Ocean scientists have confirmed a “global coral bleaching event” is currently underway.
By Amber Cobley
38% of the world’s coral reefs and over 12,000 square kilometres of reefs may be destroyed by the end of this year. And at huge costs; reefs support approximately 25% of all marine species and as a result, the livelihoods of 500 million people and income worth over $30 billion are at stake.
The event, only the third of its kind in history, is the first to be “officially declared”. Previous coral bleaching events were at the mercy of limited technology, understanding and man power to bring the catastrophic events into the limelight.
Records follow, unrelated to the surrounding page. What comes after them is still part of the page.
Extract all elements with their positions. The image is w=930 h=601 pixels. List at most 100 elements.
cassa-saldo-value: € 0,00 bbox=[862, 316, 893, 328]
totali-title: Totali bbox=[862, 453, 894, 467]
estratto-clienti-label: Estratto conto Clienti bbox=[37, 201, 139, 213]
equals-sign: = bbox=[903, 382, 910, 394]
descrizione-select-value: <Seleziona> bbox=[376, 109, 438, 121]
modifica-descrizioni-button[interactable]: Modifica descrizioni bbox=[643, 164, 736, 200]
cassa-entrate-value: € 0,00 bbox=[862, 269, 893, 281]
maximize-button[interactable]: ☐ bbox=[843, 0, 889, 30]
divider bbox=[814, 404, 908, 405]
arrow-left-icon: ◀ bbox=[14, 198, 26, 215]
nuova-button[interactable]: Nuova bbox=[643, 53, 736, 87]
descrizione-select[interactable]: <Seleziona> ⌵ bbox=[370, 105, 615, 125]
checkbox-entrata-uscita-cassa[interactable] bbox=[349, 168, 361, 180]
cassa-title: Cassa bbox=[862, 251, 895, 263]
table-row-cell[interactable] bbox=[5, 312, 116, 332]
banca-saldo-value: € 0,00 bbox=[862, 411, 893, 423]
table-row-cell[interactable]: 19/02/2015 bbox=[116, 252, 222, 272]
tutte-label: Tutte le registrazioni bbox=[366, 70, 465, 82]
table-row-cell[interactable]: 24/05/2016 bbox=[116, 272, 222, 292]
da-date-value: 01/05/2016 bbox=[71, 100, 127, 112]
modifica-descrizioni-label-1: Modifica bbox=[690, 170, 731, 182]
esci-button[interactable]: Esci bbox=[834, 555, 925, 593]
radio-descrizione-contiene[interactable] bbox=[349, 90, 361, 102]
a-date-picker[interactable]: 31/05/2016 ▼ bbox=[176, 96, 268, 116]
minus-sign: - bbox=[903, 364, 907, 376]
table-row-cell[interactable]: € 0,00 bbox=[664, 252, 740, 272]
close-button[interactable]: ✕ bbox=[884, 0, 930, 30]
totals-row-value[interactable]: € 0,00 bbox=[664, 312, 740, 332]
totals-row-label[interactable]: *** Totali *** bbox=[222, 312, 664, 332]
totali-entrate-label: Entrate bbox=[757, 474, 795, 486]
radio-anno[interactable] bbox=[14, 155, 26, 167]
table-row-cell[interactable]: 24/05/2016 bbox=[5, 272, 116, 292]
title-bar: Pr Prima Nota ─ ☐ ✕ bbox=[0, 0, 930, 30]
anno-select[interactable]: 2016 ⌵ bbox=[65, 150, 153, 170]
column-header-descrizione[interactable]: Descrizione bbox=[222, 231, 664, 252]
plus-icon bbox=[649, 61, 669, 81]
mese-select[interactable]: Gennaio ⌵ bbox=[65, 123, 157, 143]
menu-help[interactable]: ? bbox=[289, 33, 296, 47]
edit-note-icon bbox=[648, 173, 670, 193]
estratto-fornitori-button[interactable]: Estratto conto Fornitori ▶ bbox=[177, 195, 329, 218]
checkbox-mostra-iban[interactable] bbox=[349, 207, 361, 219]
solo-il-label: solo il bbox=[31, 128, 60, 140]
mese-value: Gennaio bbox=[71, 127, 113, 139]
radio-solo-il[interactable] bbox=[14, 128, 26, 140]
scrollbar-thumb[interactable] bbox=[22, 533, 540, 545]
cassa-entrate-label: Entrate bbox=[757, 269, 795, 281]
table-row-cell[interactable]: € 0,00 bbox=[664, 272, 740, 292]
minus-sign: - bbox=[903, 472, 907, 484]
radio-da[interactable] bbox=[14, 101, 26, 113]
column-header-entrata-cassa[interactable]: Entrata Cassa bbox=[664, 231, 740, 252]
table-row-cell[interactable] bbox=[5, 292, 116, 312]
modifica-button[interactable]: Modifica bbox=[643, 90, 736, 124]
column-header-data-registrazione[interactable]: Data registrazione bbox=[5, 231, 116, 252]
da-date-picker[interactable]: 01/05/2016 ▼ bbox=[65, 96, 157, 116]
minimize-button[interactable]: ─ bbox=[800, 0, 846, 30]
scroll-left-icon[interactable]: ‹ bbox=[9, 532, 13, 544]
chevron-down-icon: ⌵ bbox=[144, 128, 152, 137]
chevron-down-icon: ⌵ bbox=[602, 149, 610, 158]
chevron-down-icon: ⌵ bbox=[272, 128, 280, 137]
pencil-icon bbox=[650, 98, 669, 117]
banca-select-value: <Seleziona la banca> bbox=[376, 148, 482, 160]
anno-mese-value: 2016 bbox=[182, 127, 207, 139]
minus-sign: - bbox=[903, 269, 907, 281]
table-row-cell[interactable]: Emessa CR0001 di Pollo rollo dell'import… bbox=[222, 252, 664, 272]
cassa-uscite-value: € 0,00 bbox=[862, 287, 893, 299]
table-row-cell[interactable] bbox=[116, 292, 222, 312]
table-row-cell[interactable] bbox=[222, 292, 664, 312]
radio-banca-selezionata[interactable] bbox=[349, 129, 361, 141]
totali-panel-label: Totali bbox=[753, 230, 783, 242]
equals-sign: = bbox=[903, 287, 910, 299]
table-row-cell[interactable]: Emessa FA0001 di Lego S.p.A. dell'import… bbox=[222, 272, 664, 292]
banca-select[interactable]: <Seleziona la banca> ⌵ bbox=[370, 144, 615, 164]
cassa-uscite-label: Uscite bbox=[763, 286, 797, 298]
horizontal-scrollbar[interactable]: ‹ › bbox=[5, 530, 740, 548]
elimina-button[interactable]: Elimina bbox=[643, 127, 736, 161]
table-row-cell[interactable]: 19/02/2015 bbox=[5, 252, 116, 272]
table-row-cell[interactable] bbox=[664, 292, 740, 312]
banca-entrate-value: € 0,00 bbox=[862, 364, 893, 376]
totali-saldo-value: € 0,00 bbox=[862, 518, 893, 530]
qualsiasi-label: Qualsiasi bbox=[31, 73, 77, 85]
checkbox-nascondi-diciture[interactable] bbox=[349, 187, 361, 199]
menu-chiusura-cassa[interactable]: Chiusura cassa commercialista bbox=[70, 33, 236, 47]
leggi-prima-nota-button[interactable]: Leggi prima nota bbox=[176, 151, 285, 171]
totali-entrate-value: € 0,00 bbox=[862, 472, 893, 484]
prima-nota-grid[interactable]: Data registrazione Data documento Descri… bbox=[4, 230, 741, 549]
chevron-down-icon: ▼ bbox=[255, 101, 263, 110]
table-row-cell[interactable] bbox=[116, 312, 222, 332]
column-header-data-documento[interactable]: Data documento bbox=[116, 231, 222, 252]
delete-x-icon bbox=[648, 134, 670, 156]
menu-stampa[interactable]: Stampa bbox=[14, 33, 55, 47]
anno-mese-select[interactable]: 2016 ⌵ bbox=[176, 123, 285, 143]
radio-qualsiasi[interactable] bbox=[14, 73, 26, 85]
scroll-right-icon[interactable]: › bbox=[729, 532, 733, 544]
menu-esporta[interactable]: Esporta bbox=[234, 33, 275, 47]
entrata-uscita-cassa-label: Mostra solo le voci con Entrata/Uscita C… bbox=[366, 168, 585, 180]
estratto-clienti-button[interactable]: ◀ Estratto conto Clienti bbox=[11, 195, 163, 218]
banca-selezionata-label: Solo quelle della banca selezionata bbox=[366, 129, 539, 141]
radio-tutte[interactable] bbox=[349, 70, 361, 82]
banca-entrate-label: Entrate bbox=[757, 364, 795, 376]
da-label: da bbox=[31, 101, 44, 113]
Thanks to XL Catlin Seaview Survey, times are changing. They believe insurers must take “a leading role in improving the understanding of potential changes to our environment”, and so set up its pioneering survey. With near-real-time satellite monitoring data from the US National Oceanic and Atmospheric Administration (NOAA) and in partnership with University of Queensland, rapid response teams have, for the first time, captured devastating images of coral bleaching as it happened.
Why this year?
Climate change is here to stay, but this year, effects have been strengthened by the intensification of a phenomenon known as “El Niño”. El Niño is the state of sea surface temperature in the equatorial Pacific Ocean, which has important consequences for weather around the globe. These warmer-than-usual water temperatures, combined with climate change, could potentially bring the strongest El Niño ever recorded. Although only lasting an average of 18 months, with forecasts remaining strong until early 2016, the worst may be yet to come!
How does this affect corals?
Corals are actually thousands of tiny animals (“polyps”) that form a large colony inside a Calcium Carbonate skeleton. This skeleton, surprisingly, is entirely white! The coral’s vibrant colours actually come from the coloured algae (“zooxanthellae) that polyps house inside their body tissues. This is called “symbiosis”, because both animals benefit from this unique relationship; the algae release oxygen and nutrients that the coral polyp utilises and in turn, the polyp releases carbon dioxide to the algae.
However, under high temperature stress, the algae release compounds that are toxic to the coral and so they are expelled from the polyps. This leaves the corals a striking white colour where their skeletons can be seen through the translucent coral tissue; “coral bleaching”. The corals inevitably die as they have lost their main food and respiratory source.
Our oceans have absorbed 93% of the heat from climate change and are now significantly warmer than they were 50 years ago. Coral reef bleaching is a startlingly sensitive, visual representation of our ruinous impact on our global oceans. One can only hope we take note before it is too late.